Il y une semaine, des manifestations similaires avaient eu lieu à Athènes et dans d'autres villes contre ce projet de loi qui instaure un corps spécial de policiers pour patrouiller dans les universités, qui sont souvent le théâtre de violences entre différents groupes politiques.

"Les universités sont des structures publiques cruciales qui font l'objet de menaces contre la sécurité", a indiqué le ministre de la Protection du citoyen, Michalis Chryssohoïdis. Lors de son point de presse jeudi, le porte-parole du gouvernement et ancien professeur d'université, Christos Tarantilis a qualifié ce projet de loi d'"emblématique" soulignant qu'il aurait dû être voté depuis plusieurs années.

La présence de la police dans les universités, traditionnellement très politisées, est un sujet délicat en Grèce depuis la répression dans le sang en novembre 1973 par l'armée et la police d'un mouvement estudiantin à l'École polytechnique d'Athènes contre la junte des colonels de l'époque.

Au pouvoir depuis plus d'un an et demi, le gouvernement de Kyriakos Mitsotakis a fait de "la sécurité une priorité" et augmenté les effectifs et les contrôles des forces de l'ordre. Cette politique "sécuritaire" a été critiquée par l'opposition et des médias, qui dénoncent de nombreux cas de répression policière et d'interdiction des rassemblements publics sur fond de mesures pour endiguer la pandémie de coronavirus.

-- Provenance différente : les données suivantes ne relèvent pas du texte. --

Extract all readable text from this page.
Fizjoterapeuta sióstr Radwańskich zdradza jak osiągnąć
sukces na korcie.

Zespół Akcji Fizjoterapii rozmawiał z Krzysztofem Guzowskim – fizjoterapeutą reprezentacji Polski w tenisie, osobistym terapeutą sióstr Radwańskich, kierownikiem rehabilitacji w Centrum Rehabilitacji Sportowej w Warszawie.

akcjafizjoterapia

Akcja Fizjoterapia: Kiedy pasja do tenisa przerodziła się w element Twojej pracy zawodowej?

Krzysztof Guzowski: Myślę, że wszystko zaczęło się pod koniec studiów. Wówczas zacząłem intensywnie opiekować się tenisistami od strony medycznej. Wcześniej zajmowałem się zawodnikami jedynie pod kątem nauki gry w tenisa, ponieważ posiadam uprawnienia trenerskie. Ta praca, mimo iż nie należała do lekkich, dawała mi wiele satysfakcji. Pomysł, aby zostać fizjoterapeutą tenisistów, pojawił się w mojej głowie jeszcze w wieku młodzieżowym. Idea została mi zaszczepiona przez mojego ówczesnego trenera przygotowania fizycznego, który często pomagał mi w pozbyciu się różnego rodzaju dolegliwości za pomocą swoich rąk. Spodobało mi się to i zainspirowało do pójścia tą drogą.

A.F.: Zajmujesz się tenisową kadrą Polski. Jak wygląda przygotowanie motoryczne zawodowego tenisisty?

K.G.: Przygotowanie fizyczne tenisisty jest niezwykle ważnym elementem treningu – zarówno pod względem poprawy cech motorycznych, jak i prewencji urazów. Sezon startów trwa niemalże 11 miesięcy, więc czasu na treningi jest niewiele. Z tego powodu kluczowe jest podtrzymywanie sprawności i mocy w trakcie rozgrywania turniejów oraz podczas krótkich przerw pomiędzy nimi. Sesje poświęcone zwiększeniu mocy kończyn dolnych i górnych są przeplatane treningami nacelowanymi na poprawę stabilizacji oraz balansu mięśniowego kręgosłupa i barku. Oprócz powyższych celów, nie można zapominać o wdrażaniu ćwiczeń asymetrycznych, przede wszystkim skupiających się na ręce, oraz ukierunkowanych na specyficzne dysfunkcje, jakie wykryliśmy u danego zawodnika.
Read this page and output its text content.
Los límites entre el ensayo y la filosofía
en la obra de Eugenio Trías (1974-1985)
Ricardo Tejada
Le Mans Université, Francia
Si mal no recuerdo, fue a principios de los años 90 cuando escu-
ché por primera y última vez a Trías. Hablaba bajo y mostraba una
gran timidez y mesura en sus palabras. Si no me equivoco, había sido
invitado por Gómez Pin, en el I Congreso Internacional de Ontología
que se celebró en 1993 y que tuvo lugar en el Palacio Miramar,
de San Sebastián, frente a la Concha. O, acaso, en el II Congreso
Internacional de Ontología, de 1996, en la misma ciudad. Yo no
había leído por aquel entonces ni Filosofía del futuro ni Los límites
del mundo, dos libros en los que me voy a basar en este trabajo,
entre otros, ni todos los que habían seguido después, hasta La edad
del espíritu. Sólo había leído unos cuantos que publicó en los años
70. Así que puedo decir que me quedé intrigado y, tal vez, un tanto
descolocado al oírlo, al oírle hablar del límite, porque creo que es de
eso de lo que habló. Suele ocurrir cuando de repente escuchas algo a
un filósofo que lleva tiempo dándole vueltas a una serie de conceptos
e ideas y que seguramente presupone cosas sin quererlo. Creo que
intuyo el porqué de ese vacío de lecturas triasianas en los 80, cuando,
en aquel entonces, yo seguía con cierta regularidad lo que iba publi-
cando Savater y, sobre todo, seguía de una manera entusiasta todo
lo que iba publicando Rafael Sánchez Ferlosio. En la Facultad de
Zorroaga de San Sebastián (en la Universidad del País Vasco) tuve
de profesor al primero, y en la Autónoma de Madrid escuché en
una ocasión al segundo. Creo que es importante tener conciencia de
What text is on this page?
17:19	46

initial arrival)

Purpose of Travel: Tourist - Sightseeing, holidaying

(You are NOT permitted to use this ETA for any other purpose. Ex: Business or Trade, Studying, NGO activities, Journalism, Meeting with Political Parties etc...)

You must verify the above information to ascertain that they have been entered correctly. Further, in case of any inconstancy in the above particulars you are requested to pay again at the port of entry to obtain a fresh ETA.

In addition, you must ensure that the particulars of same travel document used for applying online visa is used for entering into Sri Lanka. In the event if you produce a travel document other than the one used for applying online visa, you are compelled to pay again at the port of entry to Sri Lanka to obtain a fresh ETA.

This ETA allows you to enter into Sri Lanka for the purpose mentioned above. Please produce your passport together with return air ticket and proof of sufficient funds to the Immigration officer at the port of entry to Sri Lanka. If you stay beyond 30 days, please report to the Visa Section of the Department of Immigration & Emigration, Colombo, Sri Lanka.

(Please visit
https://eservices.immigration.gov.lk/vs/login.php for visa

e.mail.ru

Selon un "plan national de gestion des manifestations", fréquentes en Grèce, le gouvernement a l'intention de "fixer des places précises pour les journalistes les couvrant", a indiqué jeudi Michalis Chryssohoïdis. Ce plan prévoit aussi l'utilisation des "hauts-parleurs" par la police pour gérer la situation en cas de la dispersion de la manifestation par les forces de l'ordre ou l'utilisation des gaz lacrymogènes ou canons à eau.